La Maison
Trois bâtiments, une cour, un olivier au centre.
Casa Andrea n'est pas une maison : ce sont trois, construites à deux siècles d'écart, posées autour du même arbre. Les pierres les plus anciennes datent de la fin du Royaume de Naples ; les plus jeunes ont été montées l'hiver dernier. Entre les deux, le pari d'un architecte — que des murs neufs peuvent parler la même langue que des murs anciens, à condition qu'on le leur demande poliment et qu'on utilise de la chaux.
Pendant trois ans, deux hommes et leurs équipes ont travaillé ici. Claudio Monnini, l'architecte, qui partage son temps entre Milano et Ceglie Messapica, qui a dessiné la cour avant même que le terrain ne soit à nous. Mario, le maçon du bout du chemin, dont les mains gâchent la chaux depuis qu'il a douze ans. Le vieux casale faisait soixante mètres carrés, et une seule pièce. Nous lui avons ajouté deux ailes. Nous avons gardé l'olivier qui était là depuis cent ans.
La décision la plus importante a aussi été la plus simple. Ne pas faire semblant que les murs neufs sont anciens. Ne pas faire semblant que les murs anciens sont parfaits. Laisser chaque mur dire ce qu'il est, mais dans le même vocabulaire — pierre du pays, percements taillés à la main, chaux, l'enduit blanc du sud. Depuis la cour, un après-midi de pleine chaleur, on ne se souvient plus quel volume est venu en premier.

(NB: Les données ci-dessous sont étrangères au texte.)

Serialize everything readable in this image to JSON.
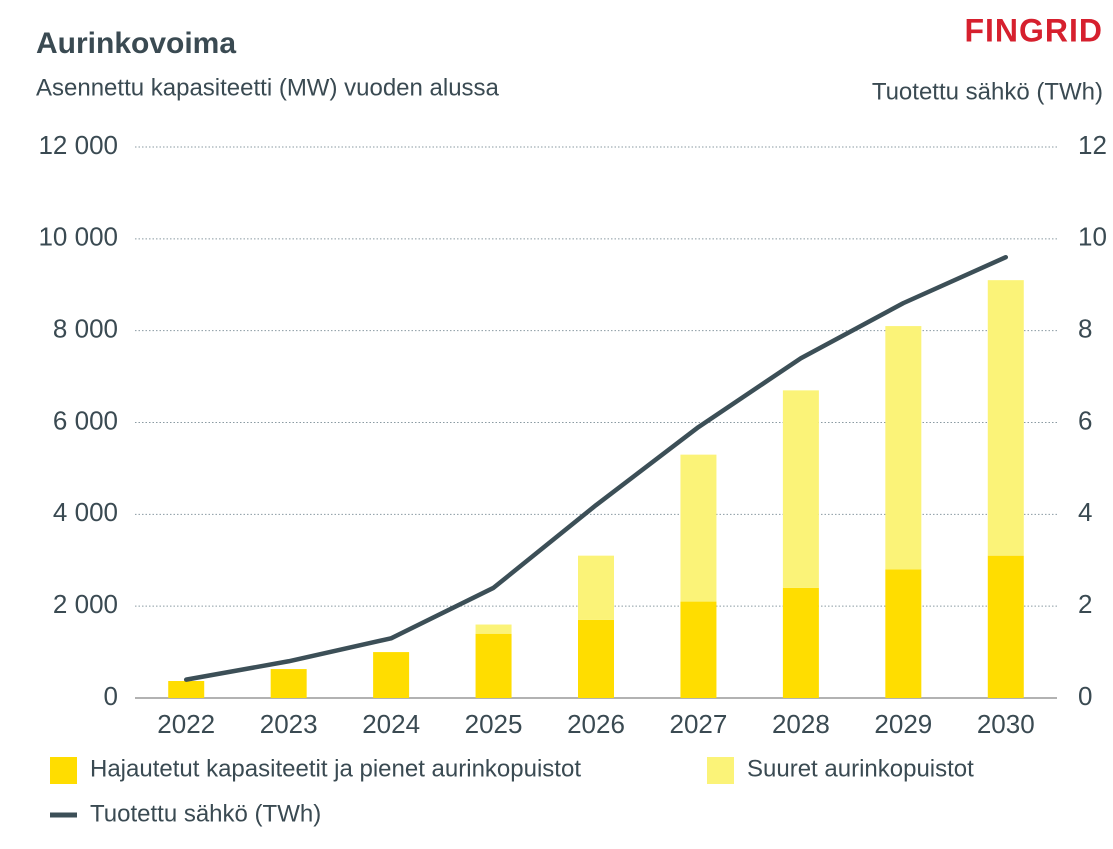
{
  "chart_data": {
    "type": "stacked-bar-line",
    "title": "Aurinkovoima",
    "subtitle": "Asennettu kapasiteetti (MW) vuoden alussa",
    "y2_label": "Tuotettu sähkö (TWh)",
    "logo": "FINGRID",
    "categories": [
      "2022",
      "2023",
      "2024",
      "2025",
      "2026",
      "2027",
      "2028",
      "2029",
      "2030"
    ],
    "series": [
      {
        "name": "Hajautetut kapasiteetit ja pienet aurinkopuistot",
        "color": "#ffdd00",
        "type": "bar",
        "values": [
          370,
          630,
          1000,
          1400,
          1700,
          2100,
          2400,
          2800,
          3100
        ]
      },
      {
        "name": "Suuret aurinkopuistot",
        "color": "#fbf378",
        "type": "bar",
        "values": [
          0,
          0,
          0,
          200,
          1400,
          3200,
          4300,
          5300,
          6000
        ]
      },
      {
        "name": "Tuotettu sähkö (TWh)",
        "color": "#3c4f57",
        "type": "line",
        "axis": "y2",
        "values": [
          0.4,
          0.8,
          1.3,
          2.4,
          4.2,
          5.9,
          7.4,
          8.6,
          9.6
        ]
      }
    ],
    "ylim": [
      0,
      12000
    ],
    "yticks": [
      0,
      {
        "value": 2000,
        "label": "2 000"
      },
      {
        "value": 4000,
        "label": "4 000"
      },
      {
        "value": 6000,
        "label": "6 000"
      },
      {
        "value": 8000,
        "label": "8 000"
      },
      {
        "value": 10000,
        "label": "10 000"
      },
      {
        "value": 12000,
        "label": "12 000"
      }
    ],
    "y2lim": [
      0,
      12
    ],
    "y2ticks": [
      0,
      2,
      4,
      6,
      8,
      10,
      12
    ],
    "grid": true
  }
}
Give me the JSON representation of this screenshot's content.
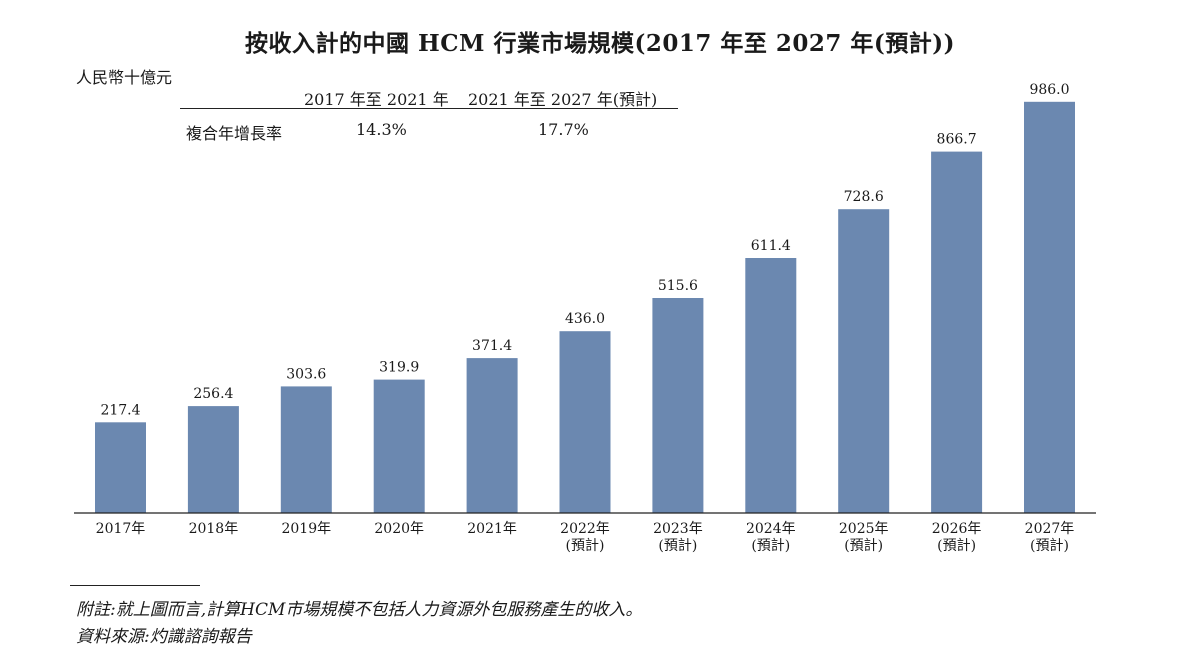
{
  "chart_data": {
    "type": "bar",
    "title": "按收入計的中國 HCM 行業市場規模(2017 年至 2027 年(預計))",
    "ylabel": "人民幣十億元",
    "xlabel": "",
    "categories": [
      [
        "2017年",
        ""
      ],
      [
        "2018年",
        ""
      ],
      [
        "2019年",
        ""
      ],
      [
        "2020年",
        ""
      ],
      [
        "2021年",
        ""
      ],
      [
        "2022年",
        "(預計)"
      ],
      [
        "2023年",
        "(預計)"
      ],
      [
        "2024年",
        "(預計)"
      ],
      [
        "2025年",
        "(預計)"
      ],
      [
        "2026年",
        "(預計)"
      ],
      [
        "2027年",
        "(預計)"
      ]
    ],
    "values": [
      217.4,
      256.4,
      303.6,
      319.9,
      371.4,
      436.0,
      515.6,
      611.4,
      728.6,
      866.7,
      986.0
    ],
    "value_labels": [
      "217.4",
      "256.4",
      "303.6",
      "319.9",
      "371.4",
      "436.0",
      "515.6",
      "611.4",
      "728.6",
      "866.7",
      "986.0"
    ],
    "ylim": [
      0,
      1000
    ],
    "bar_color": "#6b88b0",
    "grid": false,
    "cagr_table": {
      "headers": [
        "2017 年至 2021 年",
        "2021 年至 2027 年(預計)"
      ],
      "row_label": "複合年增長率",
      "values": [
        "14.3%",
        "17.7%"
      ]
    }
  },
  "notes": {
    "note": "附註:就上圖而言,計算HCM市場規模不包括人力資源外包服務產生的收入。",
    "source": "資料來源:灼識諮詢報告"
  }
}
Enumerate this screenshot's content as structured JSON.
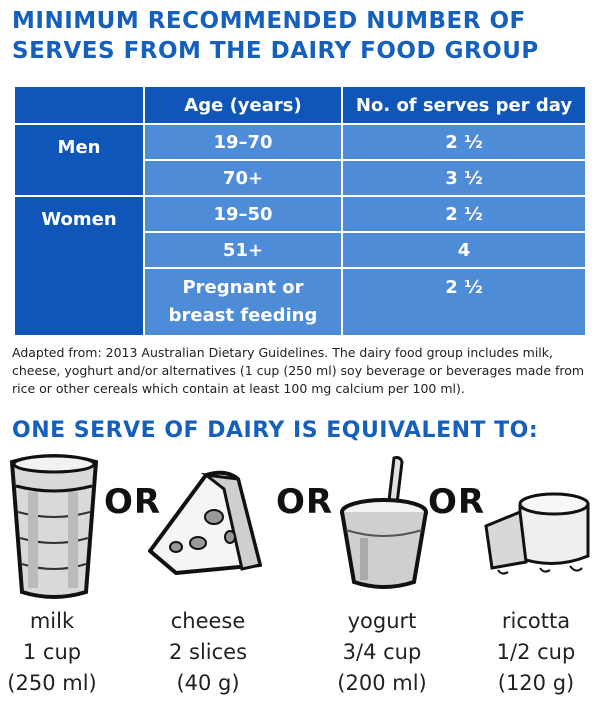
{
  "title": "MINIMUM RECOMMENDED NUMBER OF SERVES FROM THE DAIRY FOOD GROUP",
  "table": {
    "headers": [
      "Age (years)",
      "No. of serves per day"
    ],
    "groups": [
      {
        "label": "Men",
        "rows": [
          {
            "age": "19–70",
            "serves": "2 ½"
          },
          {
            "age": "70+",
            "serves": "3 ½"
          }
        ]
      },
      {
        "label": "Women",
        "rows": [
          {
            "age": "19–50",
            "serves": "2 ½"
          },
          {
            "age": "51+",
            "serves": "4"
          },
          {
            "age_line1": "Pregnant or",
            "age_line2": "breast feeding",
            "serves": "2 ½"
          }
        ]
      }
    ]
  },
  "note": "Adapted from: 2013 Australian Dietary Guidelines. The dairy food group includes milk, cheese, yoghurt and/or alternatives (1 cup (250 ml) soy beverage or beverages made from rice or other cereals which contain at least 100 mg calcium per 100 ml).",
  "subtitle": "ONE SERVE OF DAIRY IS EQUIVALENT TO:",
  "or_label": "OR",
  "foods": [
    {
      "name": "milk",
      "amount": "1 cup",
      "metric": "(250 ml)",
      "icon": "glass-of-milk-icon"
    },
    {
      "name": "cheese",
      "amount": "2 slices",
      "metric": "(40 g)",
      "icon": "cheese-wedge-icon"
    },
    {
      "name": "yogurt",
      "amount": "3/4 cup",
      "metric": "(200 ml)",
      "icon": "yogurt-cup-icon"
    },
    {
      "name": "ricotta",
      "amount": "1/2 cup",
      "metric": "(120 g)",
      "icon": "ricotta-icon"
    }
  ]
}
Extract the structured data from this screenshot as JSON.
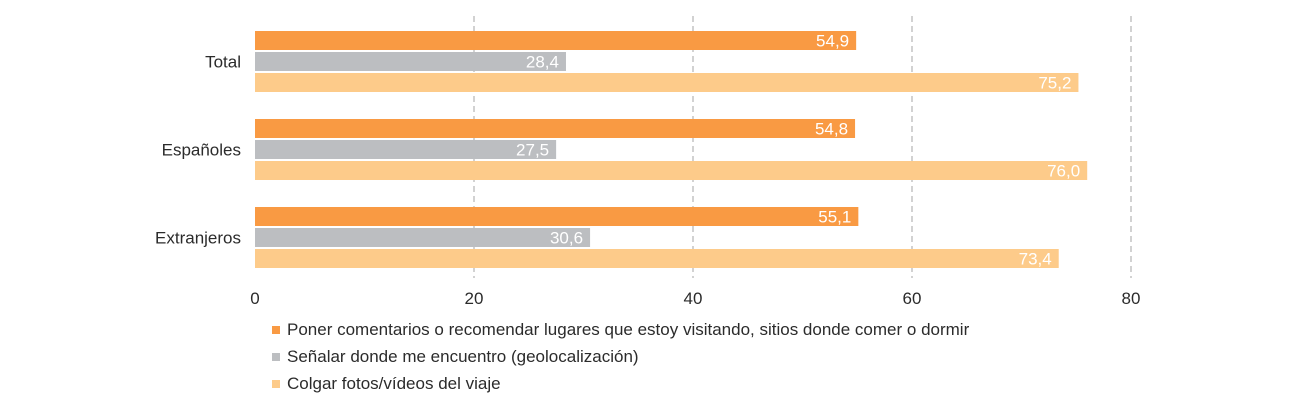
{
  "chart_data": {
    "type": "bar",
    "orientation": "horizontal",
    "categories": [
      "Total",
      "Españoles",
      "Extranjeros"
    ],
    "series": [
      {
        "name": "Poner comentarios o recomendar lugares que estoy visitando, sitios donde comer o dormir",
        "values": [
          54.9,
          54.8,
          55.1
        ],
        "value_labels": [
          "54,9",
          "54,8",
          "55,1"
        ],
        "color": "#f99a43"
      },
      {
        "name": "Señalar donde me encuentro (geolocalización)",
        "values": [
          28.4,
          27.5,
          30.6
        ],
        "value_labels": [
          "28,4",
          "27,5",
          "30,6"
        ],
        "color": "#bcbec1"
      },
      {
        "name": "Colgar fotos/vídeos del viaje",
        "values": [
          75.2,
          76.0,
          73.4
        ],
        "value_labels": [
          "75,2",
          "76,0",
          "73,4"
        ],
        "color": "#fdcb8a"
      }
    ],
    "xlim": [
      0,
      80
    ],
    "xticks": [
      0,
      20,
      40,
      60,
      80
    ],
    "xtick_labels": [
      "0",
      "20",
      "40",
      "60",
      "80"
    ],
    "grid": true,
    "legend_position": "bottom"
  }
}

Ce qui suit est une promenade entre les trois volumes, tels que nous les connaissons aujourd'hui. L'ordre n'est pas architectural. C'est l'ordre dans lequel la maison se révèle, si vous arrivez en fin d'après-midi, posez votre sac dans le casale, et laissez la lumière faire le reste.
Volume i.
Il casale — la vieille ossature
Soixante mètres carrés de pierre qui veillent sur les oliviers depuis la fin du Royaume de Naples. Quand nous l'avons trouvé, il avait une seule pièce et une porte fatiguée. Les murs faisaient soixante centimètres d'épaisseur, le sol était de terre battue, la voûte tenait depuis deux cents ans et ne semblait pas avoir l'intention d'arrêter.
La restauration n'a pas été une rénovation. Nous n'avons rien retiré que nous pouvions garder. Les pierres ont été rejointoyées à la chaux par Mario, comme le faisait son père — jamais de ciment, jamais de plâtre. Les percements d'origine sont restés là où ils étaient, même quand cela compliquait la distribution. Claudio Monnini a dessiné autour, pas à travers.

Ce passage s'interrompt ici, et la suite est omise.